Liquid compositions (Examples 15 to 47) having the compositions shown in Tables 6 to 9 were prepared by a conventional method.
* The unit of numerical values in the table is mg.

* The unit of numerical values in the table is mg.

* The unit of numerical values in the table is mg.

  The liquid compositions of Examples 15 to 47 were filled in soft capsule skins (gelatin skins) by a conventional method to prepare soft capsules of Examples 48 to 80 (Tables 10 to 13).

* The weight in the table is the weight per capsule.

* The weight in the table is the weight per capsule.

* The weight in the table is the weight per capsule.

* The weight in the table is the weight per capsule.

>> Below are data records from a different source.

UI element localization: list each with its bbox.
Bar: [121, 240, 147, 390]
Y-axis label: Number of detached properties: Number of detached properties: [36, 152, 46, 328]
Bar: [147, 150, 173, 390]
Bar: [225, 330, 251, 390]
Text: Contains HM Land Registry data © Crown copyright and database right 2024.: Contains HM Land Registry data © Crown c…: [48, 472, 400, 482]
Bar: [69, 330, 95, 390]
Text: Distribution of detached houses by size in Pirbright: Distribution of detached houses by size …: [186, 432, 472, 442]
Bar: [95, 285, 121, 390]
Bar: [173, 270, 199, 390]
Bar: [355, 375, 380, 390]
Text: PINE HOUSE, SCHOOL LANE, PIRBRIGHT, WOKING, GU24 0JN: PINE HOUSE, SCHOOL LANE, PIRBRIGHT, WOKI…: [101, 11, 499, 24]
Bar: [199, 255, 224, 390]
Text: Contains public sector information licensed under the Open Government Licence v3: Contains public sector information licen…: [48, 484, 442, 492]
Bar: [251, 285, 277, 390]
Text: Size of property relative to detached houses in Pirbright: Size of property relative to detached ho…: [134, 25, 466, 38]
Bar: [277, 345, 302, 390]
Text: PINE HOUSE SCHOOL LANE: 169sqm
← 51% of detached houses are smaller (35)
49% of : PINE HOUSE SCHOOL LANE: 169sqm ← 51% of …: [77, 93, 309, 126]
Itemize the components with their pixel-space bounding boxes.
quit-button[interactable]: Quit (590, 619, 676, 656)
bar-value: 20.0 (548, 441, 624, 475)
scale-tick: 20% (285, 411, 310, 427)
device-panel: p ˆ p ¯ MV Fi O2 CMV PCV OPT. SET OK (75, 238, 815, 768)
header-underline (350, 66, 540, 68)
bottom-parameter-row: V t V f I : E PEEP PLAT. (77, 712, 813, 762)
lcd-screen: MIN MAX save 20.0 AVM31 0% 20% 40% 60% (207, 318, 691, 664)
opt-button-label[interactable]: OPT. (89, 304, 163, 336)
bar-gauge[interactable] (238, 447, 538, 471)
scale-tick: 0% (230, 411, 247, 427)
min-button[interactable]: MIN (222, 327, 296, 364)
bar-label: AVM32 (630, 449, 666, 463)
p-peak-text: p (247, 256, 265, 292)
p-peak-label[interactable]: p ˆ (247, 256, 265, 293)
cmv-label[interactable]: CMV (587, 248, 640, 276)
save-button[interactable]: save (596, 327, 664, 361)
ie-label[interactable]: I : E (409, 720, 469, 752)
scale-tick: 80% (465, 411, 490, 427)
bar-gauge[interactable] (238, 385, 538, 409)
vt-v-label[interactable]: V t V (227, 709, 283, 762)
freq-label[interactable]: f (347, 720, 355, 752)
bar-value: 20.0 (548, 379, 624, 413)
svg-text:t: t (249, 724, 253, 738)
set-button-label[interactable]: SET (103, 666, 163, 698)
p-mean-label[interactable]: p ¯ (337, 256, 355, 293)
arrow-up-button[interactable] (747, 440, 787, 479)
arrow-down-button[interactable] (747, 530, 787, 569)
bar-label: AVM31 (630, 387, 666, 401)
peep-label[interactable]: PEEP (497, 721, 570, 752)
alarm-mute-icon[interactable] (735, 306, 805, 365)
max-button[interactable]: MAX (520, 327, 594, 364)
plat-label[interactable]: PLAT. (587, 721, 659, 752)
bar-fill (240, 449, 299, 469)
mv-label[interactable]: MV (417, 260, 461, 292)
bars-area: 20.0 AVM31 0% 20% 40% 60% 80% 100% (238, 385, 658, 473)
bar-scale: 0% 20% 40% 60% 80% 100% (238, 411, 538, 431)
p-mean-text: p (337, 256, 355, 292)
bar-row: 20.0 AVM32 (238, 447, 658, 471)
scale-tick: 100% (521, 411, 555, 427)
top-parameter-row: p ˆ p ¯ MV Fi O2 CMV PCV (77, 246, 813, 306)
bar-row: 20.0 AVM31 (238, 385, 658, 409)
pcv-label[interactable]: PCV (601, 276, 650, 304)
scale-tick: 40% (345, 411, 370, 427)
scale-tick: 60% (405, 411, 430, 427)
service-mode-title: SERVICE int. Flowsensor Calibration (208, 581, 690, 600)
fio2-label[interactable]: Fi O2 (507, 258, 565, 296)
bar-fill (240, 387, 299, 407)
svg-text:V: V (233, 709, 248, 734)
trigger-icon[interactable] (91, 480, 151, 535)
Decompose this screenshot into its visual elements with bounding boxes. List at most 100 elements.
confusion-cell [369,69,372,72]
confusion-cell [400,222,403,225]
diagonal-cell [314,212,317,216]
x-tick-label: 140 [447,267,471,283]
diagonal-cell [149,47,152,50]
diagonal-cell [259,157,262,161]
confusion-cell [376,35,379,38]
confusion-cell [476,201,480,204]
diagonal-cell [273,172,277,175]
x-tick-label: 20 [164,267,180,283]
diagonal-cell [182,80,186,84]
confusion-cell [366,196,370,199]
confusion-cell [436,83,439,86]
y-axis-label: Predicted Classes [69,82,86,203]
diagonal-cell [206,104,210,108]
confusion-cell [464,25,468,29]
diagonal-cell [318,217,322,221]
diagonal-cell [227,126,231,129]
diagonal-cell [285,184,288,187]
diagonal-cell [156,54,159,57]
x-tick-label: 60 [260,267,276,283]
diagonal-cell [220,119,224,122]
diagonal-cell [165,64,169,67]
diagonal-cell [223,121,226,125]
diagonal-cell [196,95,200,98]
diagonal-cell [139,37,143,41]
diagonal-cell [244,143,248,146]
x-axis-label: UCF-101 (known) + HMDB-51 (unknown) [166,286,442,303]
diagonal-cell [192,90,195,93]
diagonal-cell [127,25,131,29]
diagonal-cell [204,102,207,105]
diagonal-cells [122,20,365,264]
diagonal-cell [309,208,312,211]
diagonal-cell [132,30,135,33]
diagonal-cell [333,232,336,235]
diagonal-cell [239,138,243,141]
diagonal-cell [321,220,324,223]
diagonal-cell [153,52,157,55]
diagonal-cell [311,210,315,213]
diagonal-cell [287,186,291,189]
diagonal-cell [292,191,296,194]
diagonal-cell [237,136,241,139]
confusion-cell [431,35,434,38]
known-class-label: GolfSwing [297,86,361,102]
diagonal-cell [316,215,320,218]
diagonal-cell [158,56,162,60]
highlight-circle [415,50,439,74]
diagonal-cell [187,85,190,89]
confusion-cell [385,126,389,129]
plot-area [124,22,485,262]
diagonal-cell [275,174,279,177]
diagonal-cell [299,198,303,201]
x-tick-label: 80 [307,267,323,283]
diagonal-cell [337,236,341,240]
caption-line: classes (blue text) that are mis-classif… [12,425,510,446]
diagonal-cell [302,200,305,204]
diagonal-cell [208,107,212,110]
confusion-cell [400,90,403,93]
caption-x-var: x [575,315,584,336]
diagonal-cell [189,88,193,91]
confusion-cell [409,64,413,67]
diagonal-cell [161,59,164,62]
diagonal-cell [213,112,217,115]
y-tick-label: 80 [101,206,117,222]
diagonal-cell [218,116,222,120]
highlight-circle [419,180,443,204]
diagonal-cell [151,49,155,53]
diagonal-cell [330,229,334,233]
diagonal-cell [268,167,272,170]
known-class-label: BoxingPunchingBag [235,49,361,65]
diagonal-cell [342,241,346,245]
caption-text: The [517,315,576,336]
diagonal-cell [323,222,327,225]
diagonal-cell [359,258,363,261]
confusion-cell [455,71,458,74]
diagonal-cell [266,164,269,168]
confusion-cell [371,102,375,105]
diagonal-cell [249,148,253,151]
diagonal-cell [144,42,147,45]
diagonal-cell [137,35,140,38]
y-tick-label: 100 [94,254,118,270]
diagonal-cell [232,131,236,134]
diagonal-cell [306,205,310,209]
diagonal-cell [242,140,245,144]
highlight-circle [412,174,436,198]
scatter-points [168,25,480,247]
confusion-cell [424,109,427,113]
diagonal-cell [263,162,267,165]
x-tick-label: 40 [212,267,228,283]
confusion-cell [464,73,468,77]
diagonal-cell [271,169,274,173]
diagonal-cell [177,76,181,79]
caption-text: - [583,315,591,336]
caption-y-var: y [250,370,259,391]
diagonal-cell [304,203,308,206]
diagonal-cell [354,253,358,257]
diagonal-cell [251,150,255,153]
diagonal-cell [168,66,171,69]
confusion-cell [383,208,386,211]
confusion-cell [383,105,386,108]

  The liquid composition of the present invention is one or more selected from the group consisting of (A) methylephedrine and a salt thereof in the hydrophobic dispersion medium, and one or more selected from the group consisting of (B) pseudoephedrine and a salt thereof. And (C) one or more selected from the group consisting of mequitazine, fexofenadine, olopatadine, loratadine, emedastine, levocabastine, epinastine, azelastine, and ketotifen, and salts thereof are stably dispersed, and soft capsules It can be particularly suitably applied to the agent.

Claims (5)

(A) one or more selected from the group consisting of methylephedrine and its salt (B) one or more selected from the group consisting of pseudoephedrine and its salt,
(C) one or more selected from the group consisting of mequitazine, fexofenadine, olopatadine, loratadine, emedastine, levocabastine, epinastine, azelastine, ketotifen, and salts thereof,
And (D) a hydrophobic dispersion medium,
The component (A), the component (B), and the component (C) are liquid compositions dispersed in the component (D). The liquid composition according to claim 1, wherein component (D) comprises at least one selected from the group consisting of medium-chain fatty acid triglycerides, corn oil and soybean oil. A soft capsule in which the liquid composition according to claim 1 or 2 is filled in a capsule skin. The soft capsule according to claim 3, which is for oral administration. (A) one or more selected from the group consisting of methylephedrine and its salt (B) one or more selected from the group consisting of pseudoephedrine and its salt; and (C) mequitazine, fexofenadine, olopatadine, loratadine, One or more selected from the group consisting of emedastine, levocabastine, epinastine, azelastine, ketotifen, and salts thereof,
(D) A method of improving the dispersibility of the component (A) and the component (B) in the component (D) by dispersing in a hydrophobic dispersion medium.